Figure 4.

(A) SDS-PAGE analysis of purified recombinant PgHsp70 protein. PgHsp70 carrying a N-terminal hexahistidine tag was overproduced in pET-28a(+) and purified by Ni²⁺ NTA affinity chromatography. Lane 1 is molecular mass markers; the sizes (in kDa) are indicated adjacent (left side) to the gel. Lane 2 IPTG-induced supernatant fraction containing enriched PgHsp70 protein (70 kDa).
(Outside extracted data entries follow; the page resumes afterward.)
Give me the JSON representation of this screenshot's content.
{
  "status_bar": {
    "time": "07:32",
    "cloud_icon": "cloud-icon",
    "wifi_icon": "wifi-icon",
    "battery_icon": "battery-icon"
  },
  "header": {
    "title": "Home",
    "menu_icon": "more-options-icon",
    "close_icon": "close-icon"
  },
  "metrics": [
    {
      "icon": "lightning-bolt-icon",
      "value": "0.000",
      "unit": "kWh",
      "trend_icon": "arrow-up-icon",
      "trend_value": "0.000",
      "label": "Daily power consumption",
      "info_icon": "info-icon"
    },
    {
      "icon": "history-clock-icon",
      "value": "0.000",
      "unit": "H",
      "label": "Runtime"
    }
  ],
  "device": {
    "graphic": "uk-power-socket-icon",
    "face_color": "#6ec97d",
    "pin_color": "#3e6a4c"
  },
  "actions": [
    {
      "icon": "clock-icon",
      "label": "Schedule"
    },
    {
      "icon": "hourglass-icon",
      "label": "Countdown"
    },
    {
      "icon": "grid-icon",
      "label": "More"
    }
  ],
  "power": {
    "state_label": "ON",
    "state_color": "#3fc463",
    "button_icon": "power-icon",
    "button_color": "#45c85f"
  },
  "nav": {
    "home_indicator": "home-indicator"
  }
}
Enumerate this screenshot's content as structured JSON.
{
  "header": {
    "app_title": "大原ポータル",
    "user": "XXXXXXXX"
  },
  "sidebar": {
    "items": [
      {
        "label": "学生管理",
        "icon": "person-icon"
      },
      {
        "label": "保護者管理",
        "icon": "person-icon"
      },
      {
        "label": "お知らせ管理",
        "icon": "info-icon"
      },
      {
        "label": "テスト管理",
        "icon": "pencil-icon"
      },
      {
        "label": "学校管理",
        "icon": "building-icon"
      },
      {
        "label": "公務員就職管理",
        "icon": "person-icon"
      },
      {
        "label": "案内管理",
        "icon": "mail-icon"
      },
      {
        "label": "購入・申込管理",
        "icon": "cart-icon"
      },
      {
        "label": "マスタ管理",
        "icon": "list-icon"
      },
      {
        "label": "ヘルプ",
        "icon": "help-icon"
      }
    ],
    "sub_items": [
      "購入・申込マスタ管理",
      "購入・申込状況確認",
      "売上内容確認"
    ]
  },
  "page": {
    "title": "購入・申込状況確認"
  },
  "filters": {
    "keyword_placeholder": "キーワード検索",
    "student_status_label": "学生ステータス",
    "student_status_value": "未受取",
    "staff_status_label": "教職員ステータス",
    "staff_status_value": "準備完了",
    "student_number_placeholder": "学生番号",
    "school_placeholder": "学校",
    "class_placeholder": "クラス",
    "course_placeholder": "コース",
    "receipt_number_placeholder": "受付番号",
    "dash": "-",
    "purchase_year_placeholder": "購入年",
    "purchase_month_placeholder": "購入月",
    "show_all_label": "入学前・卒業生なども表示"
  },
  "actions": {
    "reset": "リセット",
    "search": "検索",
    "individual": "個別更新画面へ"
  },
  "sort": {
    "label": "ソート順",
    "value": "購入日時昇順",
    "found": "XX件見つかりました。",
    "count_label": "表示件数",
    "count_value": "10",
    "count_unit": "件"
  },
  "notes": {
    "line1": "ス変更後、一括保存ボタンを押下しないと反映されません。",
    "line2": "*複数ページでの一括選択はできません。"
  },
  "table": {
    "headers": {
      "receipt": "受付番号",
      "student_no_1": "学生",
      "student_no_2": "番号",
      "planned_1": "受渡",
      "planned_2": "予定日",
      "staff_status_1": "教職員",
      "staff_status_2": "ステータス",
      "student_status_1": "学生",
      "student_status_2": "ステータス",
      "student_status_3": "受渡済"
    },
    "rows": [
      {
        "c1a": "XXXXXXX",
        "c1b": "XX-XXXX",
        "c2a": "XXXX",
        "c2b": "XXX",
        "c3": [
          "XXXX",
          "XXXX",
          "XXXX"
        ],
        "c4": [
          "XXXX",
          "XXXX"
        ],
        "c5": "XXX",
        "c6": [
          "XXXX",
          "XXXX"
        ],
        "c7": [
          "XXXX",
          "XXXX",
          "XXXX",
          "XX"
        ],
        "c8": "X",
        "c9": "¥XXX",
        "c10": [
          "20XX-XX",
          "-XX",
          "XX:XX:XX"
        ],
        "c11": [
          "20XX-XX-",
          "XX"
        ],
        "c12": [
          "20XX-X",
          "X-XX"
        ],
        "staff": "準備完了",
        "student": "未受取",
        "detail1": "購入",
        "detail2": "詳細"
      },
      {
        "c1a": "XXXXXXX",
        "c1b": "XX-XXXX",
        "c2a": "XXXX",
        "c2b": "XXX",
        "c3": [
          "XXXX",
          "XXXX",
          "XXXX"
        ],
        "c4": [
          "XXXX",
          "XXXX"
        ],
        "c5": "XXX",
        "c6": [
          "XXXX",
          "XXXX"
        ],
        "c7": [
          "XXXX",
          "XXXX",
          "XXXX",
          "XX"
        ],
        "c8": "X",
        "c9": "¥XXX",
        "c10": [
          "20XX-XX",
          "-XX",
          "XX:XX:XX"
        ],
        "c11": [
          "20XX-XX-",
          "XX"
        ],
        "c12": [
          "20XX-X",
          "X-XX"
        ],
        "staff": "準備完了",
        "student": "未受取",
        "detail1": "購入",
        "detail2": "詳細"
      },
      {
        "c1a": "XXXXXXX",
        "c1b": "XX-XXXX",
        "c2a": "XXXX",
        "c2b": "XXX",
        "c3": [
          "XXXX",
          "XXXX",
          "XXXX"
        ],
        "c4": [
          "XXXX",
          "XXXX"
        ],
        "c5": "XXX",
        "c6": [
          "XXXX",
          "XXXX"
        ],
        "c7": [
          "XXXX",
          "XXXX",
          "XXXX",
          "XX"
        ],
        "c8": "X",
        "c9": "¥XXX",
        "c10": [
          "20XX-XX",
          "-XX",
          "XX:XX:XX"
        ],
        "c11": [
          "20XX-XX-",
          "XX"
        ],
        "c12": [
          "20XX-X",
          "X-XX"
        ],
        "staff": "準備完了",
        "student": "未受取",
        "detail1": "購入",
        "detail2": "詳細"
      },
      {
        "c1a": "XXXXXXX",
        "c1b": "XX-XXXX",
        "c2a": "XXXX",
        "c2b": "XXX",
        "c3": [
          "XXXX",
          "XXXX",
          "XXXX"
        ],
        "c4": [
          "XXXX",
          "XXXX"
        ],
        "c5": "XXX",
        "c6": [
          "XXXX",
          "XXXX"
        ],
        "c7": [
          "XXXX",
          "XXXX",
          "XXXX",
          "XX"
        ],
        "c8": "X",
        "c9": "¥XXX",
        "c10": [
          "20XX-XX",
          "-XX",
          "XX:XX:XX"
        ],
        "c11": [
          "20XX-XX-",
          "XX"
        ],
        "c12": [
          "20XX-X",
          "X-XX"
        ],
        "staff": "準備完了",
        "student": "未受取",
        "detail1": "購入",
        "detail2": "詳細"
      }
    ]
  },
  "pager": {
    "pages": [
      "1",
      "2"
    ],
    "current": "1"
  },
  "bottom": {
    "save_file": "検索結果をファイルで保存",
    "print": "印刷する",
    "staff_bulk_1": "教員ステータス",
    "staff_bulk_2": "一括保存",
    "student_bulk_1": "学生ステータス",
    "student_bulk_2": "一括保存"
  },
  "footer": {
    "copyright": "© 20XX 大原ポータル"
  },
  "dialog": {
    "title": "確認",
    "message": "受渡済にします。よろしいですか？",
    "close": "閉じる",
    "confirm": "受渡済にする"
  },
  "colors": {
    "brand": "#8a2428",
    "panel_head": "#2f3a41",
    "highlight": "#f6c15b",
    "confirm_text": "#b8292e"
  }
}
Lane 3 is un-induced protein PgHsp70, Lane 4 is Ni₂₊ NTA purified PgHsp70. The gel containing lanes 1–4 is stained with Coomassie Brilliant Blue. Lane 5: the purified PgHsp70 protein was run on another gel and silver stained. (B) Reconfirmation of PgHsp70 purity by the reverse-phase-HPLC analysis (detector: 280 nm) on C18 (Phenomenex, C18, 5 μM 1.D. 250 × 4.6 nm) using aceto-nitrile (0.1% TFA)/water (0.1% TFA) gradient 0−15 min at the rate of 2% min⁻¹ solvent; 15 to 45 min 0.5% min⁻¹ solvent at a flow rate of 1.0 ml min⁻¹.